Господи, как может быть счастлива женщина! Они «купили» тысячу прекрасных вещей — глазами. «Ты покупай глазами, — говорила когда-то в детстве мать, — глазами тоже удовольствие».
Потом поднялись на самый верх в кафе и’ съели по огромному салату, заправленному оливковым маслом, и еще какие-то оладьи, политые загадочным, не похожим на мед, медом.
— Это что — синтетика? — спросила Ирина.
— Это кленовый сироп. Читала у Хемингуэя? Гречишные оладьи с кленовым сиропом, всю жизнь мечтала попробовать, и вот мечта исполнилась. У тебя есть телефон Леонида Осиповича?
Ирина поперхнулась:
— Откуда?
— От верблюда. Ну ладно, не беда. Только не делай такие большие голубые глаза.
Они выпили «Капучино», очень вкусный, и впервые Ирина подумала, что если Саша сказал правду о счете в банке, она может остаться в этой стране.

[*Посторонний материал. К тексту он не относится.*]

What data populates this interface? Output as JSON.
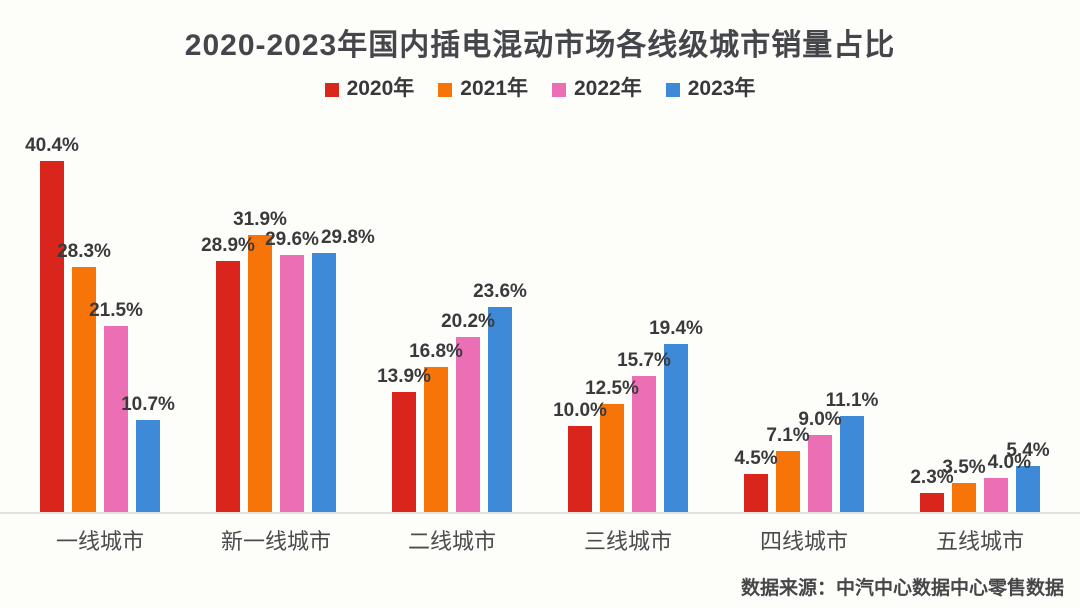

Зачем возвращаться? Кто ее ждет? И что ее ждет? Нищая, одинокая старость? Страх? Теперь она понимала, что Сашу надо бояться. Что ему необходимо, чтобы она скрылась навсегда, исчезла. Ирэна Синьоре. А как это делают? Идут в полицию? Никогда. Никогда она не сумеет себя заставить пойти в полицию. И потом — они просто вернут ее по принадлежности, ведь теперь она живет в демократической стране. И кто она? Вдова самоубийцы, бывшая возлюбленная стукача, подруга доктора Каллигари.
— Ты о чем?
— Обо всем сразу.
— А главное: хорошо бы здесь остаться. Нет, милочка, никому мы здесь не нужны. А уж вы-то в вашем возрасте и с вашими принципами тем более…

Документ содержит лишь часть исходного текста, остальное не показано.